Mas ya he hablado bastante. Mal sirven las palabras el sentido misterioso de las cosas; siempre deforman más o menos lo que se dice, y a menudo se desliza en el discurso un dejo de falsedad o de locura. Pero asimismo esto lo encuentro muy bien y de ningun modo me disgusta. De buena gana consiento en que la sabiduría de un hombre tenga cierto aire de locura a los ojos de alguno de sus prójimos.

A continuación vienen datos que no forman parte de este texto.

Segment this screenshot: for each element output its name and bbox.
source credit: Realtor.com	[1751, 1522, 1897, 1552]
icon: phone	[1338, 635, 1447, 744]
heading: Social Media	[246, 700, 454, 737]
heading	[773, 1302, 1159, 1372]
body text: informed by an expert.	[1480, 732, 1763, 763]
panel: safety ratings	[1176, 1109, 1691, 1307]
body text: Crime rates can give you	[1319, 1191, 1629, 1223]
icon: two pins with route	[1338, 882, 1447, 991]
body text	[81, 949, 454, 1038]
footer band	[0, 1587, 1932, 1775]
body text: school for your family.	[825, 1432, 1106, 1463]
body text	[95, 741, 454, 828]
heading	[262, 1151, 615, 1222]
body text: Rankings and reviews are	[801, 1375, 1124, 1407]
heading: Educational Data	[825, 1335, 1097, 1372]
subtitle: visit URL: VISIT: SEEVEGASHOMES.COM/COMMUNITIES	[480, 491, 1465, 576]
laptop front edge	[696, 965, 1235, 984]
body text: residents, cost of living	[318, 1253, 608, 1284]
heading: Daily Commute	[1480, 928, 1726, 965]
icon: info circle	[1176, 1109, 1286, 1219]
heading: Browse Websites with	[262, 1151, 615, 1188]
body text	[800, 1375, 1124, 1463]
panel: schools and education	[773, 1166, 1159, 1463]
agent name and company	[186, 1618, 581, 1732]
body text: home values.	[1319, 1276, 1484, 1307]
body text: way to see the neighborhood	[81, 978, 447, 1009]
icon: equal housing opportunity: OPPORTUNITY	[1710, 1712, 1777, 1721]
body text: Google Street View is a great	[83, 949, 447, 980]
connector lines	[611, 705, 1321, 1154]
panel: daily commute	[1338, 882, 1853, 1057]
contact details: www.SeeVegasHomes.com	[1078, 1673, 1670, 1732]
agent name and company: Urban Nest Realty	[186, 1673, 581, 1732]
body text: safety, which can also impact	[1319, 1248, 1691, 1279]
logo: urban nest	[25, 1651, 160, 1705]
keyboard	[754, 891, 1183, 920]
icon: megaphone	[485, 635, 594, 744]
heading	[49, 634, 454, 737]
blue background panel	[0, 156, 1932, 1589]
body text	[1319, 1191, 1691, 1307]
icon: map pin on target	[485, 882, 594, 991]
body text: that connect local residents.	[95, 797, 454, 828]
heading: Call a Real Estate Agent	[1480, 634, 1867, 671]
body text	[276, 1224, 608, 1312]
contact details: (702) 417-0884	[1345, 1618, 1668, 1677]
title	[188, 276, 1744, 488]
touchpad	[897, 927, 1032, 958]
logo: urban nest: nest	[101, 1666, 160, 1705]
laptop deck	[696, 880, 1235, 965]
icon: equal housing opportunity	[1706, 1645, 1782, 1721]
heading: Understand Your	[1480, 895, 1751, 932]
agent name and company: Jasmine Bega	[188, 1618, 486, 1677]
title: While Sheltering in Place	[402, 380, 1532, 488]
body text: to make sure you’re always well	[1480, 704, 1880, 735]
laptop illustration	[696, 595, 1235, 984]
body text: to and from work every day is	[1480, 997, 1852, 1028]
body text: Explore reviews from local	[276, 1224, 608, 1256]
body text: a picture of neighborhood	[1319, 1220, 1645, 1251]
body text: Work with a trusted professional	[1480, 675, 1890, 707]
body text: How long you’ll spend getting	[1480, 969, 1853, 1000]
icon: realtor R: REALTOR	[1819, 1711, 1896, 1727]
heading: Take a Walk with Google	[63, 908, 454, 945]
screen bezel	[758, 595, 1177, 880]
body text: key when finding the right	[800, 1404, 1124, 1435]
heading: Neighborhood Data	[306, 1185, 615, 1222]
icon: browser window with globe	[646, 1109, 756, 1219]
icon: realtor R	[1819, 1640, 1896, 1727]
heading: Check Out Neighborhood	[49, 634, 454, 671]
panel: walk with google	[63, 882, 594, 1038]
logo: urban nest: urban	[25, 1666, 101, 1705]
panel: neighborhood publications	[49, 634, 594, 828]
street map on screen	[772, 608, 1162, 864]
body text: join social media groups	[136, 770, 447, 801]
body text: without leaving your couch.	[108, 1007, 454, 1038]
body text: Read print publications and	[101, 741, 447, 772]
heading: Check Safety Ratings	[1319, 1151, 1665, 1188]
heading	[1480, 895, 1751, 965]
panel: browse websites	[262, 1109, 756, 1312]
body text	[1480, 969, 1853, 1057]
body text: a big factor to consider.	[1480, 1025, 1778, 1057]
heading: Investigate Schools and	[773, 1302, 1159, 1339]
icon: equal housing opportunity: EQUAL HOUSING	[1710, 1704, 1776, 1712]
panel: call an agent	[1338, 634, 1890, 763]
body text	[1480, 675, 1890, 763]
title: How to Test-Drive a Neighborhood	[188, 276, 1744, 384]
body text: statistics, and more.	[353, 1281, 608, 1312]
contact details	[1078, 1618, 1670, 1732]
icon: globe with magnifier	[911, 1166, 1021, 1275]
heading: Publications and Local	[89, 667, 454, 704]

Govinda escuchaba callado.
¿Por qué pregunto con voz vacilante unos momentos después, por qué me has hablado así de la piedra?
Por cierto que fue sin intención, y acaso porque me siento unido a ellas, a este río a estas cosas que vemos y que todas tienen algo que enseñarnos. Si, Govinda, soy capaz de amar una piedra, un árbol y hasta un pedazo de cortesa. Son cosas y por tanto cabe amarlas. Pero algo hay que me siento incapaz de amar: las palabras. He aquí por qué no hago caso a las doctrinas. Carecen de dureza, de blancura, de color, de perfume, de gusto; sólo una cosa tienen: palabras. Tal vez por ello tú nunca alcances la paz. Oh, Govinda, tú te pierdes en el laberinto de las frases, pues sabe, amigo mío que ración y virtud, Sansara y Nirvana. No existe el Nirvana, únicamente existe la palabra Nirvana.